Conserve Wildlife Blog

Another Bat Species in Peril

October 11th, 2022

by Meaghan Lyon, Wildlife Biologist

Shortly after the USFWS announced that the Northern long-eared bat was being proposed for uplisting to an endangered species, another announcement regarding the tricolored bat was released.

Tricolored Bats
Photo by Pete Pattavina/USFWS

In mid-September, the tricolored bat (Perimyotis subflavus) was proposed to be listed as endangered under the Endangered Species Act (ESA). Based on a thorough review of the species’ status, the Service found that the tricolored bat has declined dramatically across its range. Just as white-nose syndrome has been the cause of population decline for the northern long-eared bat, the tricolored bat has been similarly impacted. An estimated decline of more than 90 percent was found in affected tricolored bat colonies and white-nose syndrome is currently present across 59 percent of the species’ range.

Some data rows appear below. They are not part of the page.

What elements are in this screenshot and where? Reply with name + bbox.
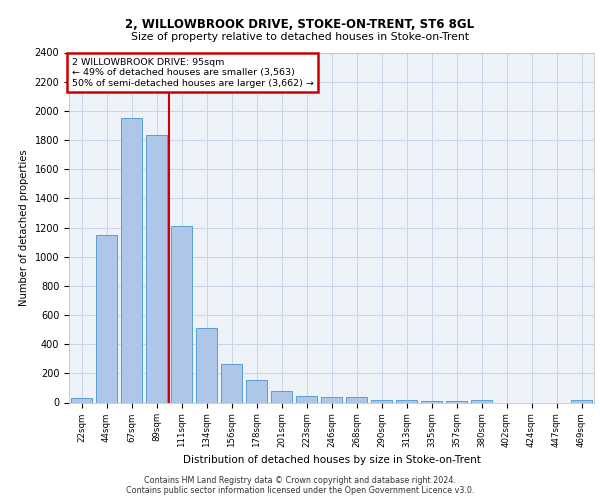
Bar: [71, 398, 92, 402]
Text: 2 WILLOWBROOK DRIVE: 95sqm
← 49% of detached houses are smaller (3,563)
50% of s: 2 WILLOWBROOK DRIVE: 95sqm ← 49% of deta…: [71, 58, 314, 88]
X-axis label: Distribution of detached houses by size in Stoke-on-Trent: Distribution of detached houses by size …: [182, 456, 481, 466]
Bar: [246, 380, 267, 402]
Text: 2, WILLOWBROOK DRIVE, STOKE-ON-TRENT, ST6 8GL: 2, WILLOWBROOK DRIVE, STOKE-ON-TRENT, ST…: [125, 18, 475, 30]
Text: Contains public sector information licensed under the Open Government Licence v3: Contains public sector information licen…: [126, 486, 474, 495]
Bar: [96, 235, 117, 402]
Y-axis label: Number of detached properties: Number of detached properties: [19, 149, 29, 306]
Bar: [121, 118, 142, 403]
Text: Contains HM Land Registry data © Crown copyright and database right 2024.: Contains HM Land Registry data © Crown c…: [144, 476, 456, 485]
Bar: [146, 135, 167, 402]
Bar: [221, 364, 242, 403]
Bar: [446, 401, 467, 402]
Bar: [171, 226, 192, 402]
Bar: [471, 400, 492, 402]
Bar: [296, 396, 317, 402]
Text: Size of property relative to detached houses in Stoke-on-Trent: Size of property relative to detached ho…: [131, 32, 469, 42]
Bar: [196, 328, 217, 402]
Bar: [571, 400, 592, 402]
Bar: [321, 396, 342, 402]
Bar: [371, 400, 392, 402]
Bar: [421, 401, 442, 402]
Bar: [271, 391, 292, 402]
Bar: [346, 396, 367, 402]
Bar: [396, 400, 417, 402]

This bat species is most vulnerable in the winter when they hibernate in caves, abandoned mines, and abandoned tunnels where white-nose fungus can spread rapidly. During the months of spring, summer and fall, tricolored bats roost primarily among leaf clusters of live or recently dead deciduous hardwood trees. They also can roost in treetop clusters of Spanish moss or bearded lichen.